A praticamente entrega da administração da Orquestra aos próprios músicos foi crucial nesse processo. O sistema de revezamento de maestros, iniciado em abril, possibilitou o convite a Linus Lerner. Foi ele o regente do último concerto e permanece hoje como o maestro da sinfônica potiguar. Um dos músicos da OSRN, Paulo Sarkis, disse que Linus tentou levar as sinfônicas de Curitiba e Porto Alegre ao mesmo palco chinês, sem sucesso. "Eles rejeitaram por serem triviais", disse.

A China possui um programa bancado por empresas e governo responsável pelos concertos de sinfônicas e grupos de dança de diferentes partes do mundo, geralmente apresentados em grandes teatros e em datas comemorativas, a exemplo do ano novo. "Eles rejeitam clássicos de Mozart e Beethoven, por exemplo, porque orquestras austríacas e alemãs fazem isso bem melhor.

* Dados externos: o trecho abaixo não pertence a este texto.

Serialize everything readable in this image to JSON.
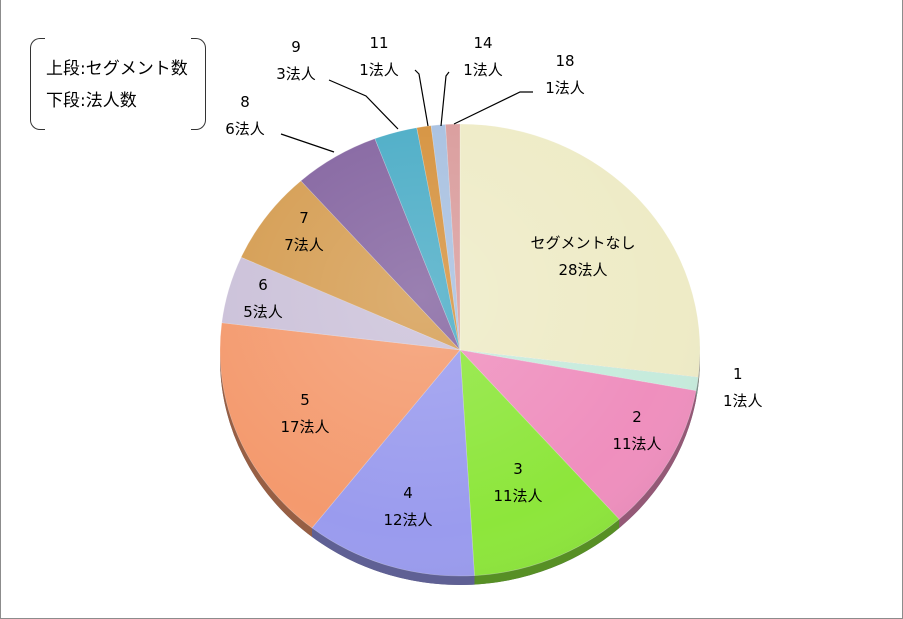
{
  "legend": {
    "line1": "上段:セグメント数",
    "line2": "下段:法人数"
  },
  "chart_data": {
    "type": "pie",
    "title": "",
    "slices": [
      {
        "segments": "セグメントなし",
        "corporations": "28法人",
        "value": 28,
        "color": "#EEEBC6"
      },
      {
        "segments": "1",
        "corporations": "1法人",
        "value": 1,
        "color": "#C6EBDC"
      },
      {
        "segments": "2",
        "corporations": "11法人",
        "value": 11,
        "color": "#EF8FBE"
      },
      {
        "segments": "3",
        "corporations": "11法人",
        "value": 11,
        "color": "#8DE63B"
      },
      {
        "segments": "4",
        "corporations": "12法人",
        "value": 12,
        "color": "#9A9BEE"
      },
      {
        "segments": "5",
        "corporations": "17法人",
        "value": 17,
        "color": "#F49A6E"
      },
      {
        "segments": "6",
        "corporations": "5法人",
        "value": 5,
        "color": "#CBC1D9"
      },
      {
        "segments": "7",
        "corporations": "7法人",
        "value": 7,
        "color": "#D59D52"
      },
      {
        "segments": "8",
        "corporations": "6法人",
        "value": 6,
        "color": "#8464A0"
      },
      {
        "segments": "9",
        "corporations": "3法人",
        "value": 3,
        "color": "#4AACC6"
      },
      {
        "segments": "11",
        "corporations": "1法人",
        "value": 1,
        "color": "#D5913C"
      },
      {
        "segments": "14",
        "corporations": "1法人",
        "value": 1,
        "color": "#A7C0E0"
      },
      {
        "segments": "18",
        "corporations": "1法人",
        "value": 1,
        "color": "#D99B9B"
      }
    ],
    "legend_position": "top-left"
  }
}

O programa chinês é voltado para essa excelência musical da cada povo. E nossos ritmos populares entraram no gosto deles".

 ORQUESTRA SINFÔNICA DO RIO GRANDE DO NORTE
"Nossos ritmos populares entraram no gosto deles"
 O programa chinês é voltado para a excelência musical da cada povo
 Fotografia: Carlos Costa/Mossoró-RN

REPERTÓRIO

Sarkis já adianta mais ou menos o repertório a ser mostrado: "Basicamente o mesmo do nosso último concerto, quando tocamos peças nordestinas como a gonzaguiana de Ciro Pereira, a suíte nordestina de Duda, Royal Cinema de Tonheca Dantas com arranjos de Gilberto Cabral. E deveremos acrescentar um choro de K-Ximbinho, outro potiguar, além de duas peças chinesas. E por aí vai". O concerto estava agendado, inicialmente, para dezembro. Segundo Sarkis, há um processo lento e burocrático de envio de passaportes e crivos para imigração.

 ORQUESTRA SINFÔNICA DO RIO GRANDE DO NORTE
Maestro brasileiro radicado nos EUA, regente e diretor artístico 
de orquestra no Texas, Linus Lerner é o responsável 
pelo intercâmbio da Sinfônica do RN com a China
  Fotografia: Rodrigo Sena/Tribuna do Norte

SAIBA MAIS

A Orquestra Sinfônica do RN foi criada através do Decreto n.6874-A de março de 1976 por iniciativa do então Secretário de Educação e Cultura, João Faustino, passando a pertencer aos quadros administrativos dessa Secretaria. O primeiro regente foi o Maestro Mário Câncio Justo dos Santos, que organizou e regeu a orquestra por 10 anos. A princípio contava com um quadro de 23 músicos - apenas cinco residiam na cidade - executando um repertório barroco e camerístico. Em 1989 é integrada à estrutura básica administrativa da Fundação José Augusto, pelo Decreto n.10.338 e ingressam nela jovens músicos norte-rio-grandenses formados principalmente através do projeto UFRN-CSU da Cidade da Esperança, além de vários professores da UFRN que atuavam no projeto. O professor e maestro Oswaldo D'Amore passa a ser o novo regente, cargo no qual permaneceu durante 20 anos. A orquestra se amplia e passa contar com 60 músicos. Em 2007, assume a regência o maestro André Muniz. O padre Pedro Pereira foi último regente da OSRN, tendo regido a última apresentação da OSRN em dezembro de 2011, quando pediu demissão e a administração da Orquestra foi entregue aos músicos, que estabeleceram sistema de revezamento de maestros.